Calling Andrina Turenne’s new album, Bold As Logs, her debut feels like a bit of a misnomer. The Winnipeg singer-songwriter has, after all, graced stages across five continents and has lent her voice—as a member or a guest—to more than 50 albums during her 20-plus years in the music industry. In addition, she has a Juno for best roots and traditional album, awarded to her former band Chic Gamine.
Yes, Andrina has kept great company, but now this prolific Franco-Manitoban Métis artist is poised to share her own music, which weaves between languages as seamlessly as the themes in her songwriting, with a sound that is universal.
Bold As Logs contains 11 soulfully engaging songs in French and English, delivered in the spirit of road trips, kitchen parties, and bonfire gatherings. Andrina may have taken her time to move front and centre, but her time is now—and it was worth the wait. As might be expected, some of the songs have been gestating for many years, although some sprung from more recent ideas captured as home demos and voice memos. Andrina whittled them down to 14, which she sent to producer Grant Siemens (Corb Lund), and along with Andrina’s longtime musical partner Damon Mitchell (formerly of Winnipeg’s the New Meanies), they worked as a trio to bring the album’s final cuts to life.
“When my last group ceased touring and recording in late 2015, I knew that my next chapter would be a solo one,” Andrina said, noting that during the interim she took on work in theatre and film, and as touring bandleader for acclaimed author and musician Tomson Highway. “It was really great to challenge myself in this way and it built up my confidence as a solo artist, musician and composer. Where I’m at now, it feels like the free-est I’ve ever been creatively. Even though this project carries my name and my stories, I’m so grateful to be sharing these moments surrounded by my oldest musical pals. Being in the studio and making this record, it felt like all the roads I’ve been on led me straight there.”

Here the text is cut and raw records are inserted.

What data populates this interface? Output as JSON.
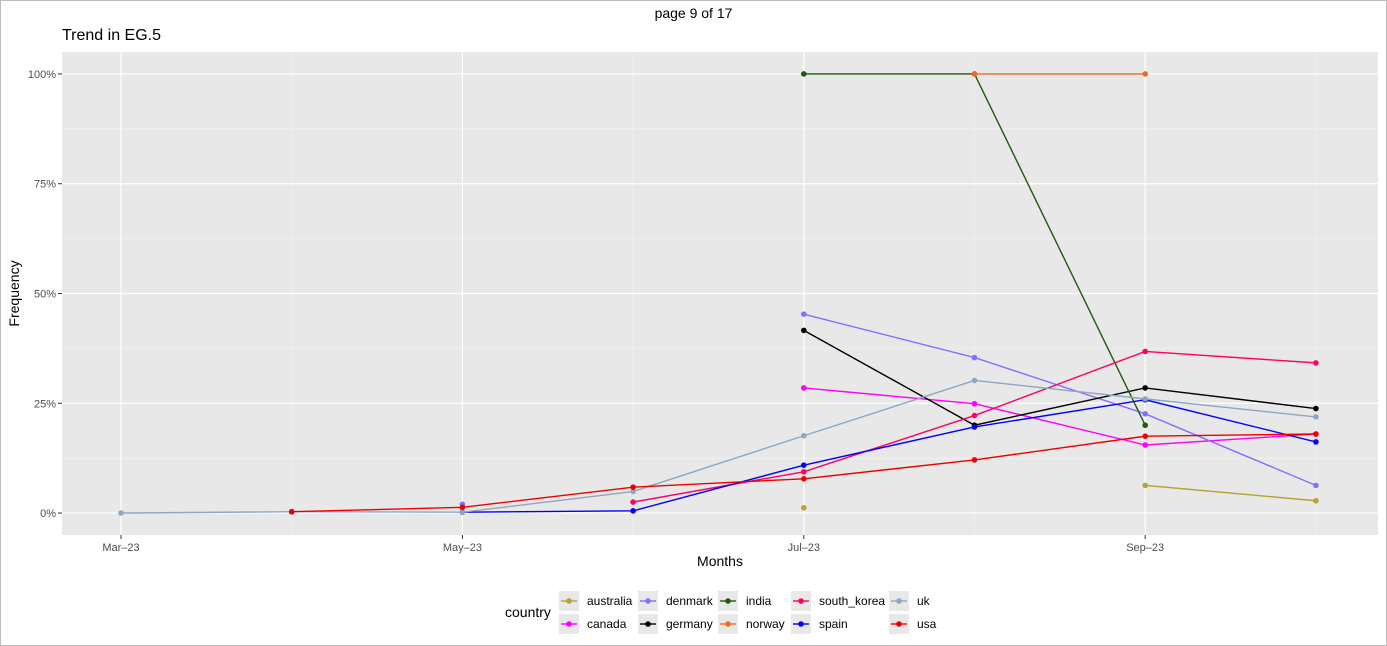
{
  "page": {
    "label": "page 9 of 17"
  },
  "chart_data": {
    "type": "line",
    "title": "Trend in EG.5",
    "xlabel": "Months",
    "ylabel": "Frequency",
    "x_ticks": [
      "Mar–23",
      "May–23",
      "Jul–23",
      "Sep–23"
    ],
    "y_ticks": [
      "0%",
      "25%",
      "50%",
      "75%",
      "100%"
    ],
    "ylim": [
      -0.05,
      1.05
    ],
    "x": [
      "2023-03",
      "2023-04",
      "2023-05",
      "2023-06",
      "2023-07",
      "2023-08",
      "2023-09",
      "2023-10"
    ],
    "grid": true,
    "legend": {
      "title": "country",
      "position": "bottom"
    },
    "series": [
      {
        "name": "australia",
        "color": "#b5a42e",
        "values": [
          null,
          null,
          null,
          null,
          0.012,
          null,
          0.063,
          0.028
        ]
      },
      {
        "name": "canada",
        "color": "#ff00ff",
        "values": [
          null,
          null,
          null,
          null,
          0.285,
          0.249,
          0.155,
          0.18
        ]
      },
      {
        "name": "denmark",
        "color": "#8b6cff",
        "values": [
          null,
          null,
          0.02,
          null,
          0.453,
          0.354,
          0.226,
          0.063
        ]
      },
      {
        "name": "germany",
        "color": "#000000",
        "values": [
          null,
          null,
          null,
          null,
          0.416,
          0.2,
          0.285,
          0.238
        ]
      },
      {
        "name": "india",
        "color": "#1e5c0b",
        "values": [
          null,
          0.003,
          null,
          null,
          1.0,
          1.0,
          0.2,
          null
        ]
      },
      {
        "name": "norway",
        "color": "#f26a1f",
        "values": [
          null,
          null,
          null,
          null,
          null,
          1.0,
          1.0,
          null
        ]
      },
      {
        "name": "south_korea",
        "color": "#ff0066",
        "values": [
          null,
          null,
          null,
          0.025,
          0.094,
          0.222,
          0.368,
          0.342
        ]
      },
      {
        "name": "spain",
        "color": "#0000ff",
        "values": [
          null,
          null,
          0.002,
          0.005,
          0.109,
          0.196,
          0.258,
          0.162
        ]
      },
      {
        "name": "uk",
        "color": "#8fa6c2",
        "values": [
          0.0,
          0.003,
          0.002,
          0.049,
          0.176,
          0.302,
          0.26,
          0.219
        ]
      },
      {
        "name": "usa",
        "color": "#ee0000",
        "values": [
          null,
          0.003,
          0.013,
          0.059,
          0.078,
          0.121,
          0.175,
          0.18
        ]
      }
    ]
  }
}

For the first single from Bold As Logs, Andrina chose to showcase her sultry voice en français with “Tour du monde,” which builds from a simple beat into an anthemic rocker. The end result is a heartfelt story of rebuilding old relationships, with the message not lost in translation: “Some days are easier than others / I turn right, and you turn left / We lose our way / But we return to one another / No need to say whose fault it was / We’ve already forgotten.”
Andrina described “Tour du monde” as one of the album’s tracks that blossomed through pre-production experimentation, something she also said occurred with album opener “Out Of Luck,” which sets the tone with some serious Curtis Mayfield vibes. Conversely, her deep love and knowledge of traditional Cajun music shines through on “Tourtes printanières,” inspired by the stories of 19th Century Métis hunter and trader Louis Goulet she’d read in one of her father’s old books. Adding further texture to the song is her friend, Grammy-winning Louisiana fiddler Louis Michot. Bold As Logs ends with the delicate “See Me Through The Night,” written on a ukulele while traveling in Morocco when she received word from home about a fallen friend. It was one of the few songs to make the album in its original recorded form, with its emotional resonance fully intact.

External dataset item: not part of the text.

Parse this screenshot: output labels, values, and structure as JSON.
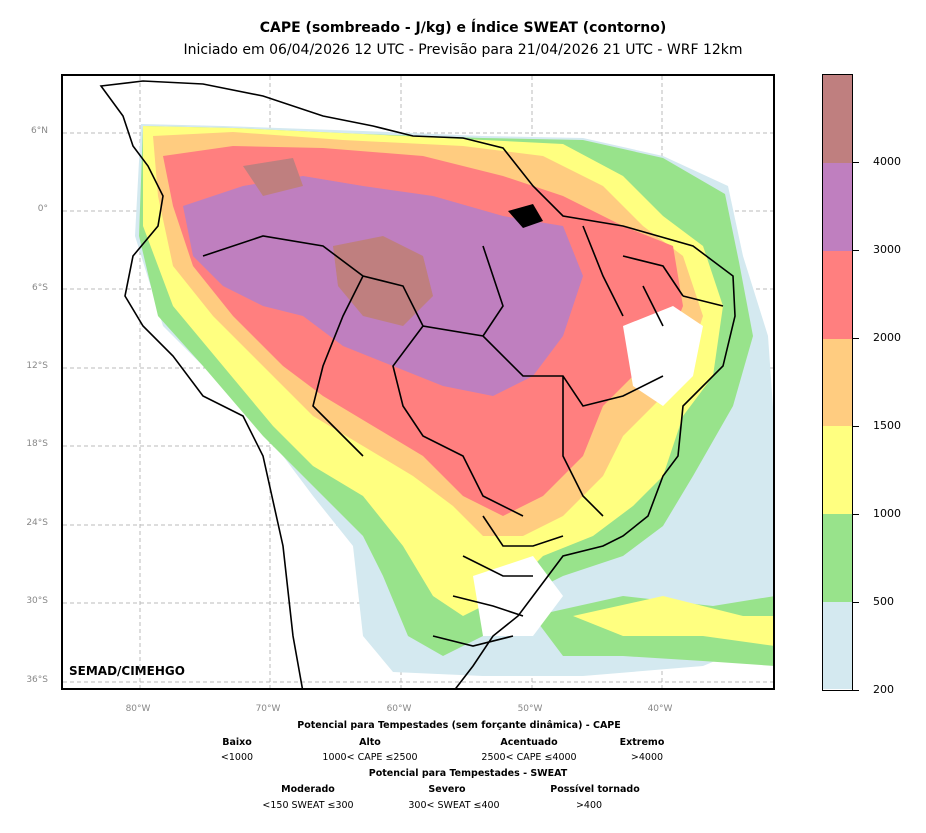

Indeed, Andrina’s ability to merge a wide range of genres is the real magic behind Bold As Logs. Although she points to Feist’s chameleon-like abilities as one of her primary musical inspirations, it’s easy to hear the impact of everyone from Nina Simone to Bonnie Raitt to Gillian Welch throughout the album. Still, everything about Bold As Logs sounds indisputably pure.

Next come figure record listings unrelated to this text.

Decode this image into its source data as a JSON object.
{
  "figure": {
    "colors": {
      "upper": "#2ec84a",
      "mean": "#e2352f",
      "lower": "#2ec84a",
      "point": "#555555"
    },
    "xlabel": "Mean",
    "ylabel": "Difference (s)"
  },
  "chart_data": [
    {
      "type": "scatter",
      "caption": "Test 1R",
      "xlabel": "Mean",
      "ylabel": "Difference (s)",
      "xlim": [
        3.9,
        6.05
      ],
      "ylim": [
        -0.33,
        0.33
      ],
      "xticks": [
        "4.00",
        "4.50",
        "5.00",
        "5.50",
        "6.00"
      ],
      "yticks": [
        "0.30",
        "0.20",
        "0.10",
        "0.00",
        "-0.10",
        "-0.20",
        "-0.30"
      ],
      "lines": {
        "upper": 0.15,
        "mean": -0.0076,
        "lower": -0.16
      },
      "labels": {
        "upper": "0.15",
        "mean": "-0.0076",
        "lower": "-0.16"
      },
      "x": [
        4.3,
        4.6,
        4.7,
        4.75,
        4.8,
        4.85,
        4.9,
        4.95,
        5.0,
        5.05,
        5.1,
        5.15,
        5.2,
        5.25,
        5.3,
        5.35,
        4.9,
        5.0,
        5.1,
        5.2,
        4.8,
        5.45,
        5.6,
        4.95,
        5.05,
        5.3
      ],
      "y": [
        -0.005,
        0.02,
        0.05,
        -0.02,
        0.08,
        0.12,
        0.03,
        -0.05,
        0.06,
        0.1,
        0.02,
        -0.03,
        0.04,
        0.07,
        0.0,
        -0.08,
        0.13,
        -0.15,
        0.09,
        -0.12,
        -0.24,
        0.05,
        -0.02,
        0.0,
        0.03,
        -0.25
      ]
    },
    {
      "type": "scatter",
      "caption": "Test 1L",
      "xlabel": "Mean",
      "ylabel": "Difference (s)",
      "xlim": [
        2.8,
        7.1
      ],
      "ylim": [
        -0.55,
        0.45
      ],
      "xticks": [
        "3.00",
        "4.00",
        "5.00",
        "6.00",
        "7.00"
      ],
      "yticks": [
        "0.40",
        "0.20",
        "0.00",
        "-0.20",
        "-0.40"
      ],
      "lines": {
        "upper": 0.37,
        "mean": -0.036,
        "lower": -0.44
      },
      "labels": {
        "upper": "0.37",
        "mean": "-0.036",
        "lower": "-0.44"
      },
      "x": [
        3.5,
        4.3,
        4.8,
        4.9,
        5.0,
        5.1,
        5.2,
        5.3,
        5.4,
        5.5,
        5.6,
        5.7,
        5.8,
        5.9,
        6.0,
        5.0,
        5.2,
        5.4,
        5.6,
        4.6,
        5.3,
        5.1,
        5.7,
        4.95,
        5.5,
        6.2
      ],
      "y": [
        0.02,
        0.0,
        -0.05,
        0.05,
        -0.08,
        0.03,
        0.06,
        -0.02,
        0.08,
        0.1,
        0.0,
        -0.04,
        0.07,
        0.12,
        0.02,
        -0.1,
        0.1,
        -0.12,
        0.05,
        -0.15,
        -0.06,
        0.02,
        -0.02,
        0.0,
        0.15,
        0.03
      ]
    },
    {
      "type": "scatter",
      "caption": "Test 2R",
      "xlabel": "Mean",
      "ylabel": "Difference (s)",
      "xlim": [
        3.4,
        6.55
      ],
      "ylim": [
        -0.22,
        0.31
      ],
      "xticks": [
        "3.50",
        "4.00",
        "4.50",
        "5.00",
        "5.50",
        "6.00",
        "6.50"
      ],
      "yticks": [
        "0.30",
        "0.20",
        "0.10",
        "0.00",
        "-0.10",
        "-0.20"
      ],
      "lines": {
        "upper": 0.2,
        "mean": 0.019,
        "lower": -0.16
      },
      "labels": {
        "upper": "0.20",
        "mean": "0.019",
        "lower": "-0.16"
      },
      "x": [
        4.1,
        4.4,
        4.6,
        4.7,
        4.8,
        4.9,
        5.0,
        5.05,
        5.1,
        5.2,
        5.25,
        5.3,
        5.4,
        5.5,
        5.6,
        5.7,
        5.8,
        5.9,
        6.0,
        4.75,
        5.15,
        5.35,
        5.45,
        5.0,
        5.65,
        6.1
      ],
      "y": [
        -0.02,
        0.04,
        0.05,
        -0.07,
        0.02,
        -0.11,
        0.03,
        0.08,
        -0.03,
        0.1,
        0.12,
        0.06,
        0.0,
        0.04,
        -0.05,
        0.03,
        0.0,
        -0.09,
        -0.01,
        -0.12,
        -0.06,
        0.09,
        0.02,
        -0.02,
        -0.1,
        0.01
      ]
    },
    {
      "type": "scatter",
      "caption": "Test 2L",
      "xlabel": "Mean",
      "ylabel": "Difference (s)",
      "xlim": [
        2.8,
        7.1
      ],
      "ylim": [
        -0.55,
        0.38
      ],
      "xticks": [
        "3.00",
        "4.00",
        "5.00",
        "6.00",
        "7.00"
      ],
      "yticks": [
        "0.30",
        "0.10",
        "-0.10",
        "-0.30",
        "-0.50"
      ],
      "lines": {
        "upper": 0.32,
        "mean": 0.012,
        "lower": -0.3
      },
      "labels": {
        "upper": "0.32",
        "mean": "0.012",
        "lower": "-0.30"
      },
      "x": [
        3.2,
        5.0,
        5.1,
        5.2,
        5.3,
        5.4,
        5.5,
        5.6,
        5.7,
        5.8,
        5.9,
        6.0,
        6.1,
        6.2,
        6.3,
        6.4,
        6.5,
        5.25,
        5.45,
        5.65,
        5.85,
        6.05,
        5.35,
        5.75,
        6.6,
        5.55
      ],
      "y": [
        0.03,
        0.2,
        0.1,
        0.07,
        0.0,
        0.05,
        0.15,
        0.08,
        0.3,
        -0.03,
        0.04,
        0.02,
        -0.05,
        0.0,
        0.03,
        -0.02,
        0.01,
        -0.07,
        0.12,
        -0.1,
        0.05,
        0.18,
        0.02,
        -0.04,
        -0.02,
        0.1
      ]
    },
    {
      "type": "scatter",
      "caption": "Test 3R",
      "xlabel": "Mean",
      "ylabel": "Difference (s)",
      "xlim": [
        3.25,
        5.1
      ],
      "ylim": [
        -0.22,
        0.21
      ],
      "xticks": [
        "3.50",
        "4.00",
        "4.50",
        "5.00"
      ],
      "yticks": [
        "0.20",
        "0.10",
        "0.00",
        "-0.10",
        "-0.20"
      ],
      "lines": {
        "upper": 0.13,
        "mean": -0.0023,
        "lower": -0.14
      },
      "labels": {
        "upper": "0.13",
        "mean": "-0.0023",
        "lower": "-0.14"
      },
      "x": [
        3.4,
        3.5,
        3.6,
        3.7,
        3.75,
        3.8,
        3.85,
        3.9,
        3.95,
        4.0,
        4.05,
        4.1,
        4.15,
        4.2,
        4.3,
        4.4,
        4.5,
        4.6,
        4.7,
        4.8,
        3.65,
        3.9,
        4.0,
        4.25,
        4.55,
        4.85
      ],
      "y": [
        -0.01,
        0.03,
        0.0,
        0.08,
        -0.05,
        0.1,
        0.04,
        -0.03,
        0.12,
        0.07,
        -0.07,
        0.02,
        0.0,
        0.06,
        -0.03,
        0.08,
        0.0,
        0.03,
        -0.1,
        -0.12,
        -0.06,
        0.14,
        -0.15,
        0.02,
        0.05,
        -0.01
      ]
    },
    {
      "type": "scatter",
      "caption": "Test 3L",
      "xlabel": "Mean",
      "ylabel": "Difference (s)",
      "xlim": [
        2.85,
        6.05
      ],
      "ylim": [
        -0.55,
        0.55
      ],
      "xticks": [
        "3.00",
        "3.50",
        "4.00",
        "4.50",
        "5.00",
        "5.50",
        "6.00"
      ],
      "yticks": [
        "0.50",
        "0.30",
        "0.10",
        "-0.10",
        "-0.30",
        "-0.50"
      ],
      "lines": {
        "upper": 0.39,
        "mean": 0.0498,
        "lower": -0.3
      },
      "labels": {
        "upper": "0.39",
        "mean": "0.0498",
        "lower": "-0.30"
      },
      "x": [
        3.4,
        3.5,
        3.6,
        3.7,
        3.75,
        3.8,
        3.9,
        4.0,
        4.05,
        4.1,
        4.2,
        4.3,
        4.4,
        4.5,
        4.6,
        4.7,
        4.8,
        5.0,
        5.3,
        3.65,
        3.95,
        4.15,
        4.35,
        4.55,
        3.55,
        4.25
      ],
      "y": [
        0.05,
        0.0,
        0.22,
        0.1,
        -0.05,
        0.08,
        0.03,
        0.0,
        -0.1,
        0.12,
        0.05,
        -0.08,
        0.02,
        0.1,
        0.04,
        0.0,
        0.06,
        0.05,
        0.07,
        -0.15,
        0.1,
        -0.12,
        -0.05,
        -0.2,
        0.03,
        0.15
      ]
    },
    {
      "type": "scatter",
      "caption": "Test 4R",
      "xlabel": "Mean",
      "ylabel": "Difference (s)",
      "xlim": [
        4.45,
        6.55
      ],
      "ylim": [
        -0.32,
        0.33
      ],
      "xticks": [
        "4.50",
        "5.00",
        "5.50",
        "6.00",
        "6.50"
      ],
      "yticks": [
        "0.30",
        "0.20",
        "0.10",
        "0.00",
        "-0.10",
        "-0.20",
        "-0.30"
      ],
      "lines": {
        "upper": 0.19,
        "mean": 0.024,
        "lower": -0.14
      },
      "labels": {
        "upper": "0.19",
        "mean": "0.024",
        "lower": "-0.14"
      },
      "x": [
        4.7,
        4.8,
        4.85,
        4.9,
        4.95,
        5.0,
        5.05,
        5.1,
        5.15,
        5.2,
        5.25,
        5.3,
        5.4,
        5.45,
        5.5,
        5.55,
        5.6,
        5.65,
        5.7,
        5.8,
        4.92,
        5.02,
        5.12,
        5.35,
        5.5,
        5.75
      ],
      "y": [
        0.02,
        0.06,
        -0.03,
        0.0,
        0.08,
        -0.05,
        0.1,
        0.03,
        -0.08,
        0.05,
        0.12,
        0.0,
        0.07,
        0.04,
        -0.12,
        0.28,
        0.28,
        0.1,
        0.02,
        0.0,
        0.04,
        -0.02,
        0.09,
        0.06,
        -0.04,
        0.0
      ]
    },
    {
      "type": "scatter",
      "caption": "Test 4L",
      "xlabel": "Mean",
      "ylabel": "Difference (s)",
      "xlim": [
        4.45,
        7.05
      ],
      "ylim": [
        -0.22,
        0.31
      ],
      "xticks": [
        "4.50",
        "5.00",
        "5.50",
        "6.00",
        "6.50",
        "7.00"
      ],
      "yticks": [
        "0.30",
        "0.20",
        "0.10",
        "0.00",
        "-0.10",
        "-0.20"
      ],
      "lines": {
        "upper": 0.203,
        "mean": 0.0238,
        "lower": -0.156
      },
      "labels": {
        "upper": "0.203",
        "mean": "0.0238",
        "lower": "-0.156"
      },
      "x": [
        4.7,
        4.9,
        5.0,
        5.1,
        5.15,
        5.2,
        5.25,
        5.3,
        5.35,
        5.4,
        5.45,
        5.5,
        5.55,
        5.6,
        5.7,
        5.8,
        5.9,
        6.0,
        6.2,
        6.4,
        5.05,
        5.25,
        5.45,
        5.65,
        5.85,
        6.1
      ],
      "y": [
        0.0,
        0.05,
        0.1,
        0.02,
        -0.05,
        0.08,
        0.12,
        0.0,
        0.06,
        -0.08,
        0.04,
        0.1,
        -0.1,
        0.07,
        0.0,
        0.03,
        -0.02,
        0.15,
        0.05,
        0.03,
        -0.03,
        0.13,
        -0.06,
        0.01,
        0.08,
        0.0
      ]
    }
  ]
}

“When asked about what inspires me, my first thought is always my parents and their friends who taught me the joy of making music with others, singing around campfires,” she said. “That is the very place from which I want this project to grow. I collaborated in groups for nearly 20 years of my life, and I learned so much, musically and creatively. I always loved the give and take of the process and I’m so grateful I get to make beautiful sounds with people I consider family, while learning to navigate the industry and all that comes with it.”